Brother of child abuse inquiry judge was accused of 'cover up'
Butler-Sloss’s late sibling was Attorney General at time of events she is charged with investigating
The judge appointed to lead the Government’s inquiry into allegations of an establishment paedophile ring is under growing pressure to stand down after it emerged that her brother had been implicated in the events she is due to investigate.
Baroness Butler-Sloss said she knew “absolutely nothing about” allegations that her late brother, the former Attorney General, Sir Michael Havers, had been passed a copy of a dossier naming suspected Westminster paedophiles but failed to act on the information which later went missing.
Sir Michael also backed the decision not to prosecute the diplomat Sir Peter Hayman for exchanging obscene material with members of the Paedophile Information Exchange. He also attempted to prevent the Conservative MP Geoffrey Dickens naming Sir Peter in the House of Commons.
But while Downing Street stood by the appointment, a growing number of MPs expressed their concern about her involvement – especially given that her inquiry is expected to focus on events which took place at her time when her brother had responsibility for prosecutions.
The Labour MP Simon Danczuk, who led the campaign for an inquiry said: “We want somebody in the chair that exudes confidence and that’s not the case.
Questions have been raised about Lady Butler-Sloss's suitability to lead the inquiry (PA)
“She is part of the establishment and that raises concerns, and the relationship in terms of her brother, I think, is too close for comfort. I think that’s the conclusion most people will reach.
“I think the Government should think again in terms of who they have appointed for this position.”
The Conservative MP Sarah Wollaston, who chairs the Commons Health Select Committee, said she did not doubt the peer’s integrity but it was “hard to see why Baroness Butler-Sloss would want to accept a role so many regard as conflicted at the outset”.
The Home Affairs Select Committee chairman Keith Vaz expressed surprise at the selection while the shadow Attorney General Emily Thornberry pointed out that Sir Michael had been one of those people to receive the paedophile dossier complied by the MP Geoffrey Dickens which has gone missing.
She said: “Geoffrey Dickens gave two dossiers – he gave one to the Home Office and gave the other one to the Director of Public Prosecutions – and the DPP copy has also gone missing. At the time the DPP was answerable to the Attorney General. I don’t question this admirable extraordinary woman’s integrity... But I’m surprised the Home Office didn’t look at this, because I think they have put her in a very difficult position.”
The Home Office said Lady Butler-Sloss’s integrity was “beyond reproach” and it stood “unreservedly” by her appointment. A Downing Street spokesman also backed the former High Court Judge.
Surprised: the Home Affairs Select Committee chairman Keith Vaz (Getty)
Lady Butler-Sloss herself said she knew absolutely nothing about the events of the time. “If people think I am not suitable, then that’s up to them,” she said.

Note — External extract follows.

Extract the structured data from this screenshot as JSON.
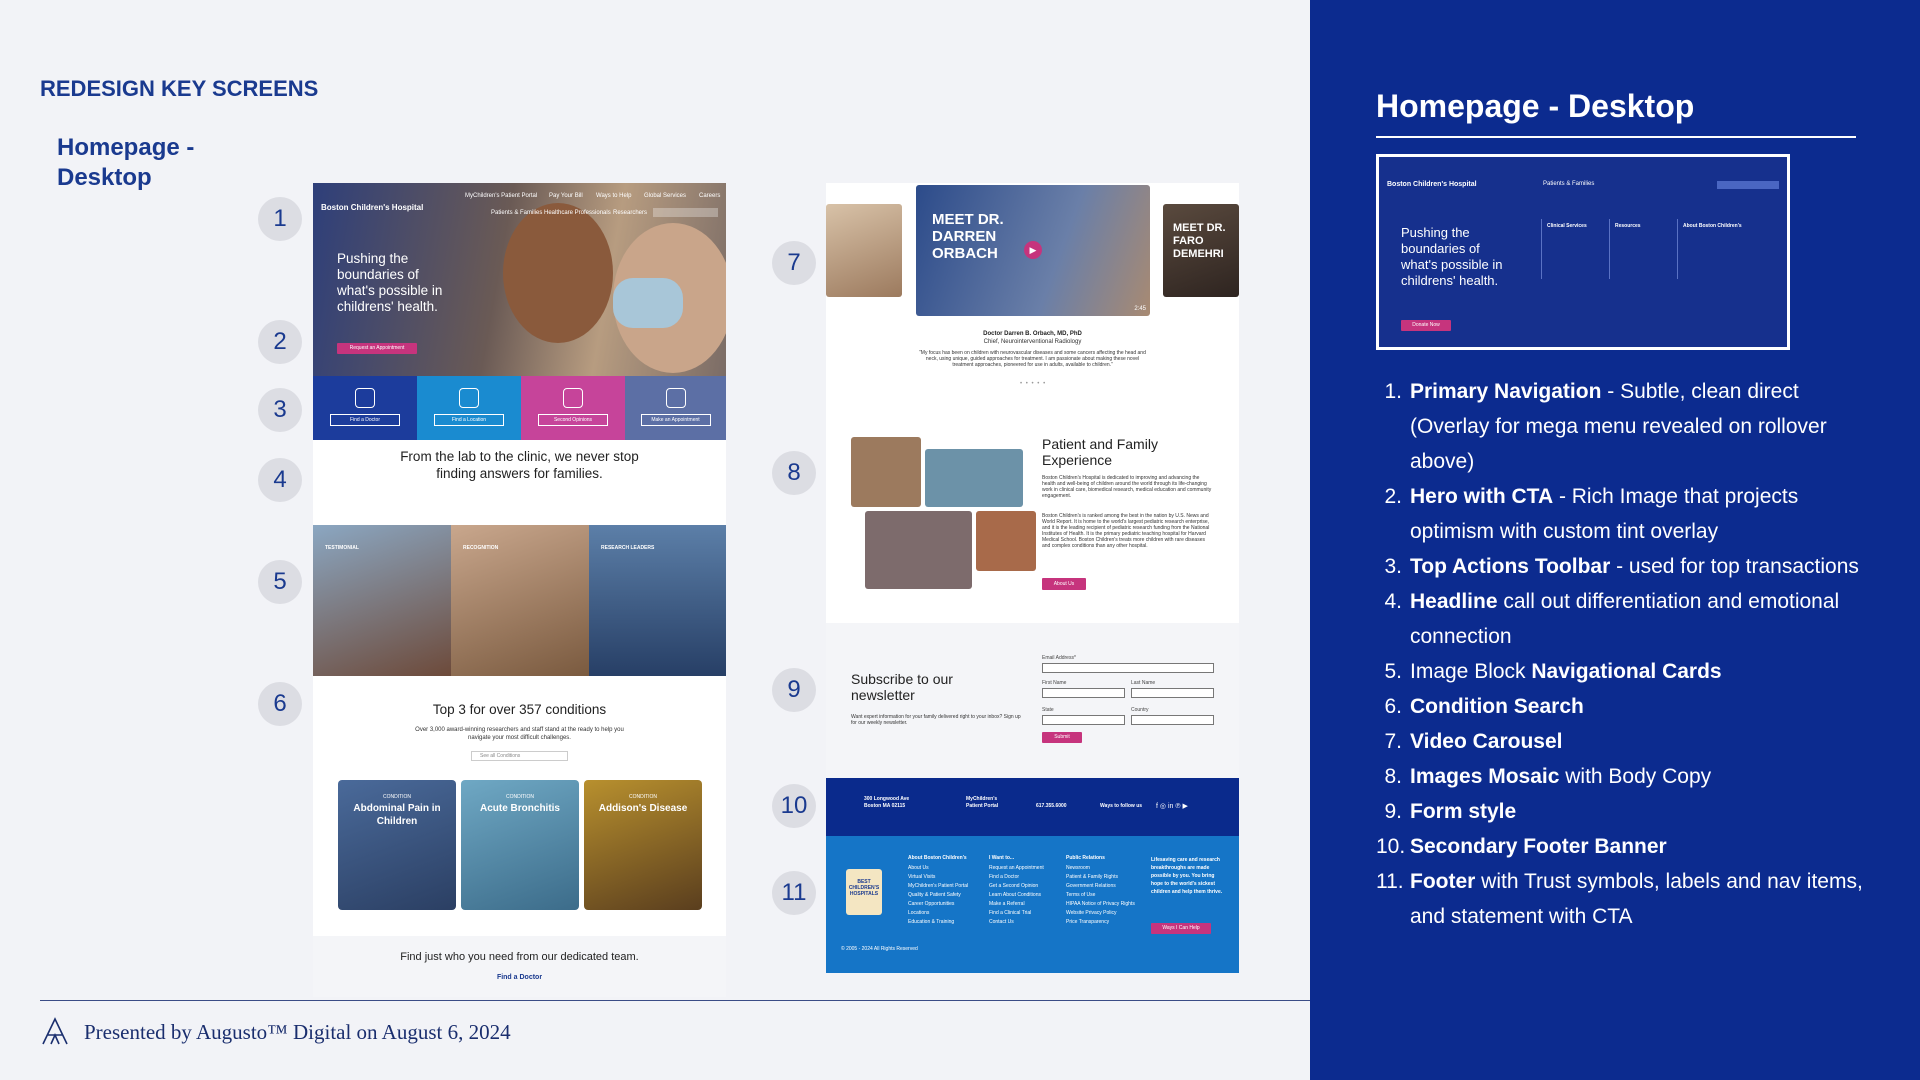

In a sign of the Government’s commitment to addressing current allegations of past cover-ups of paedophilia, David Cameron indicated he is ready to change the law to make it an offence not to report child abuse.
The Prime Minister said the reviews into paedophilia allegations would look into the possibility of introducing new offences.
The NSPCC’s chief executive Peter Wanless, who is leading a review into the Home Office’s handling of abuse claims, earlier announced the charity wanted tougher laws that would oblige people to report offences.
Meanwhile, fresh claims have been made that taxpayers’ money was used to fund a notorious group that campaigned to legalise sex with children, with a whistleblower claiming the payments were made at the request of the Metropolitan Police’s Special Branch.
Former civil servant Tim Hulbert said he raised concerns about the grant to the Paedophile Information Exchange (Pie) with his manager because it seemed “crazy”. Mr Hulbert, who worked at the Home Office unit charged with allocating money to voluntary groups, told ITV he become aware of the grant to Pie during the first year of the Thatcher administration.
Speaking publicly for the first time he said he raised the issue with his superior at the Voluntary Services Unit (VSU): “I have a very clear recollection, not of who tipped me off, but of being sufficiently aware of it to go to my then boss, the head of the unit Clifford Hindley and to say ‘look Clifford what the hell are we doing funding an organisation like PIE?’”
He claimed his boss told him that the money was going to a “legitimate” organisation and that the funding was “at the request of Special Branch”.
A Scotland Yard spokesman said: “The Metropolitan Police Service will fully co-operate… and provide detail of relevant information. Whilst this is ongoing it would be inappropriate to comment further.”